The jokes
What did the white girl say to the black girl?
"Where's the back?"
A little boy went to church. The priest said, "Get in the following positions: stand, then kneel, then bow." The little boy replies, "Can you hurry up and f**k me already?"
What did the penis say to the condom?
"Cover me, I'm going in!"
Why was the Milky Way remembered...
Because it's... DELICIOUS!
What's the definition of total chaos?
A bus load of retards passing a magnet factory.
So, I was fucking my daughter the other night, and I don't know what was funnier, the look on my wife's face, or the fact the abortion clinic let me keep her.
What’s the best thing about 28 year olds?
There’s 20 of them.
Bought my son a trampoline for his birthday. The ungrateful fucker just sat in his wheelchair and cried.
When the phone is ringing, Dad says, "If it's for me, don't answer it."
A horse walks into a bar. The bartender asks, "Why the long face?"
The horse replies, "My wife just died of cancer, and my alcohol addiction is tearing my family apart."

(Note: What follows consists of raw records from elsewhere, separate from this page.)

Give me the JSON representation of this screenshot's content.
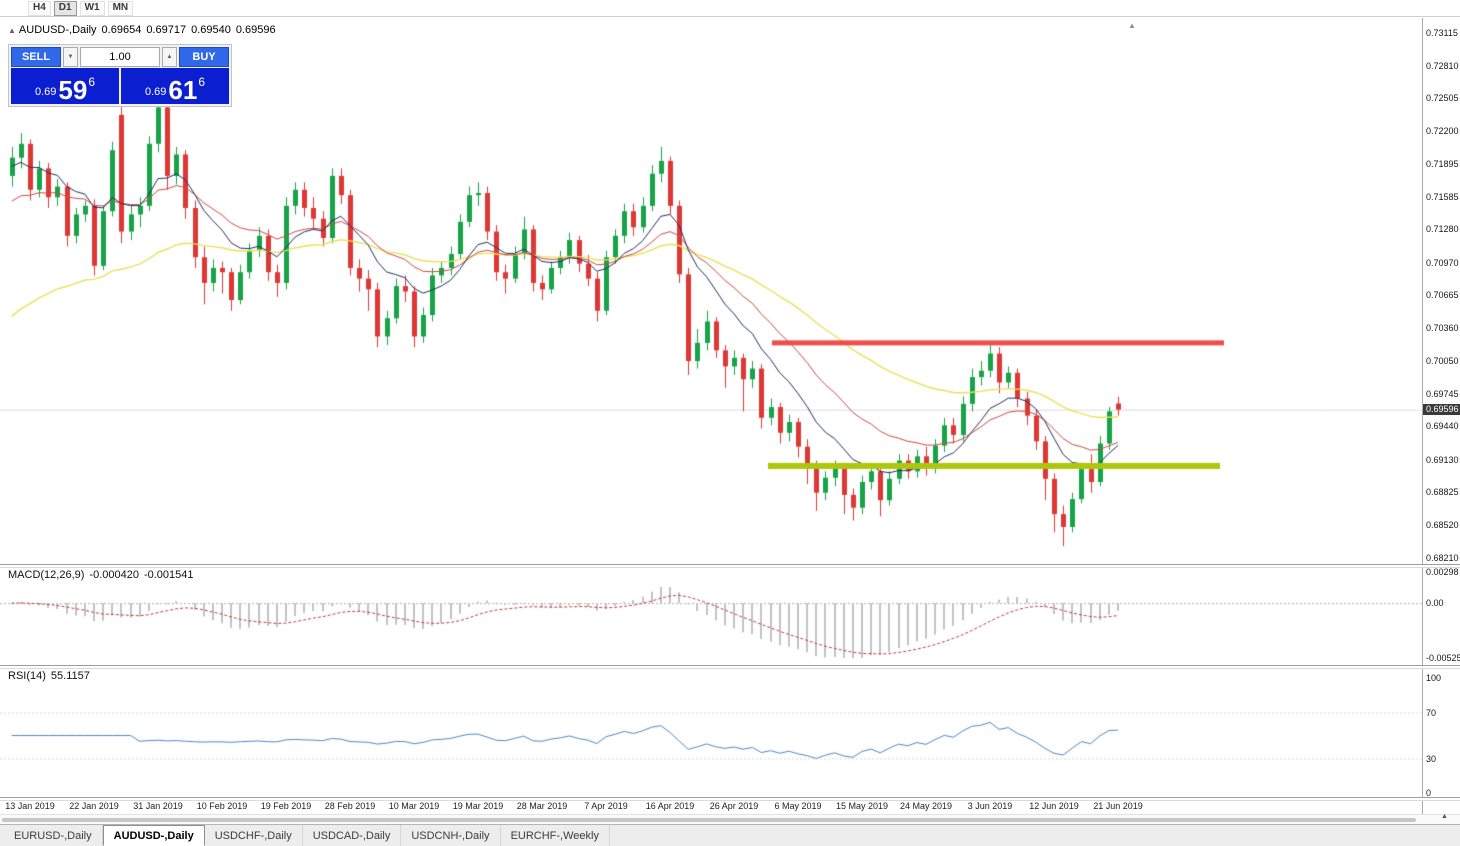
{
  "toolbar": {
    "timeframes": [
      "H4",
      "D1",
      "W1",
      "MN"
    ],
    "active": "D1"
  },
  "chart_header": {
    "symbol": "AUDUSD-,Daily",
    "open": "0.69654",
    "high": "0.69717",
    "low": "0.69540",
    "close": "0.69596"
  },
  "icons": {
    "panel_toggle": "▲",
    "chart_shift_marker": "▲",
    "volume_decrease": "▼",
    "volume_increase": "▲",
    "corner_marker": "▲"
  },
  "trade_panel": {
    "sell_label": "SELL",
    "buy_label": "BUY",
    "volume": "1.00",
    "bid": {
      "prefix": "0.69",
      "big": "59",
      "sup": "6"
    },
    "ask": {
      "prefix": "0.69",
      "big": "61",
      "sup": "6"
    }
  },
  "price_axis": {
    "labels": [
      "0.73115",
      "0.72810",
      "0.72505",
      "0.72200",
      "0.71895",
      "0.71585",
      "0.71280",
      "0.70970",
      "0.70665",
      "0.70360",
      "0.70050",
      "0.69745",
      "0.69440",
      "0.69130",
      "0.68825",
      "0.68520",
      "0.68210"
    ],
    "current_badge": "0.69596"
  },
  "macd_panel": {
    "label": "MACD(12,26,9)",
    "main_value": "-0.000420",
    "signal_value": "-0.001541",
    "axis_labels": [
      "0.00298",
      "0.00",
      "-0.00525"
    ]
  },
  "rsi_panel": {
    "label": "RSI(14)",
    "value": "55.1157",
    "axis_labels": [
      "100",
      "70",
      "30",
      "0"
    ]
  },
  "date_axis": {
    "labels": [
      "13 Jan 2019",
      "22 Jan 2019",
      "31 Jan 2019",
      "10 Feb 2019",
      "19 Feb 2019",
      "28 Feb 2019",
      "10 Mar 2019",
      "19 Mar 2019",
      "28 Mar 2019",
      "7 Apr 2019",
      "16 Apr 2019",
      "26 Apr 2019",
      "6 May 2019",
      "15 May 2019",
      "24 May 2019",
      "3 Jun 2019",
      "12 Jun 2019",
      "21 Jun 2019"
    ]
  },
  "tabs": [
    {
      "label": "EURUSD-,Daily",
      "active": false
    },
    {
      "label": "AUDUSD-,Daily",
      "active": true
    },
    {
      "label": "USDCHF-,Daily",
      "active": false
    },
    {
      "label": "USDCAD-,Daily",
      "active": false
    },
    {
      "label": "USDCNH-,Daily",
      "active": false
    },
    {
      "label": "EURCHF-,Weekly",
      "active": false
    }
  ],
  "chart_data": {
    "type": "candlestick",
    "symbol": "AUDUSD-,Daily",
    "timeframe": "Daily",
    "ylim": [
      0.6821,
      0.73115
    ],
    "overlays": {
      "resistance_line": 0.7022,
      "support_line": 0.6907,
      "moving_averages": [
        {
          "period": 10,
          "color": "#232E63"
        },
        {
          "period": 20,
          "color": "#CC4A42"
        },
        {
          "period": 45,
          "color": "#E9E159"
        }
      ]
    },
    "subcharts": [
      {
        "type": "macd",
        "params": [
          12,
          26,
          9
        ],
        "last_main": -0.00042,
        "last_signal": -0.001541,
        "range": [
          -0.00525,
          0.00298
        ]
      },
      {
        "type": "rsi",
        "params": [
          14
        ],
        "last": 55.1157,
        "range": [
          0,
          100
        ],
        "levels": [
          30,
          70
        ]
      }
    ],
    "colors": {
      "bull": "#18A348",
      "bear": "#DF3834",
      "ma_fast": "#232E63",
      "ma_mid": "#CC4A42",
      "ma_slow": "#E9E159",
      "hline_red": "#EF4C4C",
      "hline_green": "#ADC70B",
      "macd_hist": "#C2C2C2",
      "macd_signal": "#C23B3B",
      "rsi_line": "#4E86C6",
      "current_line": "#DCDCDC",
      "trade_button": "#2F68E8",
      "trade_box": "#0B1FD0"
    },
    "candles": [
      [
        0.7178,
        0.7205,
        0.7168,
        0.7195
      ],
      [
        0.7195,
        0.7218,
        0.7185,
        0.7208
      ],
      [
        0.7208,
        0.7212,
        0.7155,
        0.7165
      ],
      [
        0.7165,
        0.7192,
        0.7158,
        0.7185
      ],
      [
        0.7185,
        0.719,
        0.7148,
        0.7158
      ],
      [
        0.7158,
        0.7175,
        0.715,
        0.7168
      ],
      [
        0.7168,
        0.7172,
        0.7112,
        0.7122
      ],
      [
        0.7122,
        0.7148,
        0.7115,
        0.7142
      ],
      [
        0.7142,
        0.7155,
        0.7135,
        0.715
      ],
      [
        0.715,
        0.7156,
        0.7085,
        0.7094
      ],
      [
        0.7094,
        0.715,
        0.709,
        0.7145
      ],
      [
        0.7145,
        0.721,
        0.714,
        0.7202
      ],
      [
        0.7235,
        0.7246,
        0.7115,
        0.7126
      ],
      [
        0.7126,
        0.715,
        0.7118,
        0.7142
      ],
      [
        0.7142,
        0.7158,
        0.713,
        0.715
      ],
      [
        0.715,
        0.7215,
        0.7145,
        0.7208
      ],
      [
        0.7208,
        0.7248,
        0.72,
        0.7242
      ],
      [
        0.7242,
        0.7246,
        0.7165,
        0.7178
      ],
      [
        0.7178,
        0.7205,
        0.717,
        0.7198
      ],
      [
        0.7198,
        0.7202,
        0.7138,
        0.7148
      ],
      [
        0.7148,
        0.7155,
        0.7092,
        0.7102
      ],
      [
        0.7102,
        0.7112,
        0.7058,
        0.7078
      ],
      [
        0.7078,
        0.71,
        0.707,
        0.7092
      ],
      [
        0.7092,
        0.7098,
        0.7068,
        0.7088
      ],
      [
        0.7088,
        0.7092,
        0.7052,
        0.7062
      ],
      [
        0.7062,
        0.7095,
        0.7058,
        0.7088
      ],
      [
        0.7088,
        0.7115,
        0.7082,
        0.7108
      ],
      [
        0.7108,
        0.713,
        0.7102,
        0.7122
      ],
      [
        0.7122,
        0.7128,
        0.708,
        0.7088
      ],
      [
        0.7088,
        0.7095,
        0.7065,
        0.7078
      ],
      [
        0.7078,
        0.7158,
        0.7072,
        0.715
      ],
      [
        0.715,
        0.7172,
        0.7142,
        0.7165
      ],
      [
        0.7165,
        0.7172,
        0.714,
        0.7148
      ],
      [
        0.7148,
        0.7158,
        0.7128,
        0.7138
      ],
      [
        0.7138,
        0.7145,
        0.7112,
        0.712
      ],
      [
        0.712,
        0.7185,
        0.7115,
        0.7178
      ],
      [
        0.7178,
        0.7185,
        0.7152,
        0.716
      ],
      [
        0.716,
        0.7165,
        0.7085,
        0.7092
      ],
      [
        0.7092,
        0.71,
        0.707,
        0.7082
      ],
      [
        0.7082,
        0.709,
        0.7052,
        0.7072
      ],
      [
        0.7072,
        0.7078,
        0.7018,
        0.7028
      ],
      [
        0.7028,
        0.7052,
        0.702,
        0.7045
      ],
      [
        0.7045,
        0.7082,
        0.704,
        0.7075
      ],
      [
        0.7075,
        0.7085,
        0.706,
        0.707
      ],
      [
        0.707,
        0.7075,
        0.7018,
        0.7028
      ],
      [
        0.7028,
        0.7055,
        0.7022,
        0.7048
      ],
      [
        0.7048,
        0.7092,
        0.7042,
        0.7085
      ],
      [
        0.7085,
        0.7098,
        0.7078,
        0.7092
      ],
      [
        0.7092,
        0.7112,
        0.7085,
        0.7105
      ],
      [
        0.7105,
        0.7142,
        0.71,
        0.7135
      ],
      [
        0.7135,
        0.7168,
        0.713,
        0.716
      ],
      [
        0.716,
        0.7172,
        0.715,
        0.7162
      ],
      [
        0.7162,
        0.7168,
        0.7118,
        0.7126
      ],
      [
        0.7126,
        0.7132,
        0.708,
        0.7088
      ],
      [
        0.7088,
        0.7095,
        0.7068,
        0.7082
      ],
      [
        0.7082,
        0.7112,
        0.7078,
        0.7105
      ],
      [
        0.7105,
        0.714,
        0.71,
        0.7128
      ],
      [
        0.7128,
        0.7132,
        0.707,
        0.7078
      ],
      [
        0.7078,
        0.7085,
        0.7062,
        0.7072
      ],
      [
        0.7072,
        0.7098,
        0.7068,
        0.7092
      ],
      [
        0.7092,
        0.7108,
        0.7086,
        0.7102
      ],
      [
        0.7102,
        0.7125,
        0.7096,
        0.7118
      ],
      [
        0.7118,
        0.7122,
        0.7088,
        0.7096
      ],
      [
        0.7096,
        0.7104,
        0.7075,
        0.7082
      ],
      [
        0.7082,
        0.7088,
        0.7042,
        0.7052
      ],
      [
        0.7052,
        0.7108,
        0.7048,
        0.7102
      ],
      [
        0.7102,
        0.7128,
        0.7096,
        0.7122
      ],
      [
        0.7122,
        0.7152,
        0.7115,
        0.7145
      ],
      [
        0.7145,
        0.7152,
        0.7122,
        0.713
      ],
      [
        0.713,
        0.7158,
        0.7125,
        0.715
      ],
      [
        0.715,
        0.7188,
        0.7145,
        0.718
      ],
      [
        0.718,
        0.7205,
        0.7172,
        0.7192
      ],
      [
        0.7192,
        0.7196,
        0.7142,
        0.715
      ],
      [
        0.715,
        0.7155,
        0.7078,
        0.7086
      ],
      [
        0.7086,
        0.7092,
        0.6992,
        0.7005
      ],
      [
        0.7005,
        0.7035,
        0.6998,
        0.7022
      ],
      [
        0.7022,
        0.7052,
        0.7015,
        0.7042
      ],
      [
        0.7042,
        0.7046,
        0.7008,
        0.7015
      ],
      [
        0.7015,
        0.702,
        0.698,
        0.7
      ],
      [
        0.7,
        0.7015,
        0.6992,
        0.7008
      ],
      [
        0.7008,
        0.7012,
        0.6958,
        0.6988
      ],
      [
        0.6988,
        0.7005,
        0.698,
        0.6998
      ],
      [
        0.6998,
        0.7002,
        0.6942,
        0.6952
      ],
      [
        0.6952,
        0.697,
        0.6945,
        0.6962
      ],
      [
        0.6962,
        0.6966,
        0.6928,
        0.6938
      ],
      [
        0.6938,
        0.6955,
        0.693,
        0.6948
      ],
      [
        0.6948,
        0.6952,
        0.6915,
        0.6925
      ],
      [
        0.6925,
        0.6932,
        0.689,
        0.6908
      ],
      [
        0.6908,
        0.6912,
        0.6865,
        0.6882
      ],
      [
        0.6882,
        0.6902,
        0.6875,
        0.6896
      ],
      [
        0.6896,
        0.6912,
        0.6888,
        0.6906
      ],
      [
        0.6906,
        0.691,
        0.6862,
        0.688
      ],
      [
        0.688,
        0.6886,
        0.6856,
        0.6868
      ],
      [
        0.6868,
        0.6898,
        0.6862,
        0.6892
      ],
      [
        0.6892,
        0.691,
        0.6885,
        0.6902
      ],
      [
        0.6902,
        0.6906,
        0.686,
        0.6875
      ],
      [
        0.6875,
        0.6902,
        0.687,
        0.6895
      ],
      [
        0.6895,
        0.6918,
        0.689,
        0.6912
      ],
      [
        0.6912,
        0.6918,
        0.6895,
        0.6902
      ],
      [
        0.6902,
        0.6922,
        0.6896,
        0.6916
      ],
      [
        0.6916,
        0.6925,
        0.6898,
        0.6906
      ],
      [
        0.6906,
        0.6932,
        0.69,
        0.6926
      ],
      [
        0.6926,
        0.6952,
        0.692,
        0.6945
      ],
      [
        0.6945,
        0.6952,
        0.6928,
        0.6936
      ],
      [
        0.6936,
        0.6972,
        0.693,
        0.6965
      ],
      [
        0.6965,
        0.6998,
        0.6958,
        0.699
      ],
      [
        0.699,
        0.7005,
        0.6982,
        0.6996
      ],
      [
        0.6996,
        0.7022,
        0.699,
        0.7012
      ],
      [
        0.7012,
        0.7018,
        0.6975,
        0.6985
      ],
      [
        0.6985,
        0.7,
        0.698,
        0.6994
      ],
      [
        0.6994,
        0.6998,
        0.6962,
        0.697
      ],
      [
        0.697,
        0.6976,
        0.6945,
        0.6954
      ],
      [
        0.6954,
        0.696,
        0.6922,
        0.693
      ],
      [
        0.693,
        0.6935,
        0.6875,
        0.6895
      ],
      [
        0.6895,
        0.69,
        0.6845,
        0.6862
      ],
      [
        0.6862,
        0.687,
        0.6832,
        0.685
      ],
      [
        0.685,
        0.6882,
        0.6845,
        0.6876
      ],
      [
        0.6876,
        0.691,
        0.6872,
        0.6904
      ],
      [
        0.6904,
        0.6918,
        0.6882,
        0.6892
      ],
      [
        0.6892,
        0.6935,
        0.6888,
        0.6928
      ],
      [
        0.6928,
        0.6962,
        0.6922,
        0.6958
      ],
      [
        0.69654,
        0.69717,
        0.6954,
        0.69596
      ]
    ]
  }
}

The bartender responds, saying "Oh" sympathetically. "Sucks to be you!" the bartender yells, throwing a bottle of wine at the horse.
Why did the baseball player get arrested? He tried to steal third.
Girls Are Yummy Stupid
Are Really Erectable
Tasty Honey Ejaculable
Booty Everything Sucking Titties
Gays don't be mad, read the first letter of every word :D
Why couldn’t the house see?
The blinds were down.
Person: I'd really like it if you'd stop saying my name all the time.
Random Person: Cheesus! That hurt!
Person: SERIOUSLY!?!?
What did the boy say to the girl? "Damn! You pissy, stank!"
What did the dalmatian dog say after he finished his meal?
"That hit the spot?"
A man with 20 dollars walked into Dave & Buster's. He went to the bathroom to wash his hands. He walked out without any clothes but still has his money.
What's the difference between depression and a girl?
XXXTentacion can't seem to beat depression.
The sad thing is when they ride the scooters in Wal-Mart... Really, you declining to walk is what got your fat ass in that scooter to begin with... And damned if they aren't buying diet soda... Please... cull this shit... We don't need them in society... KFC is not a disease.
How do you know you're following a DeLorean? The white line disappears.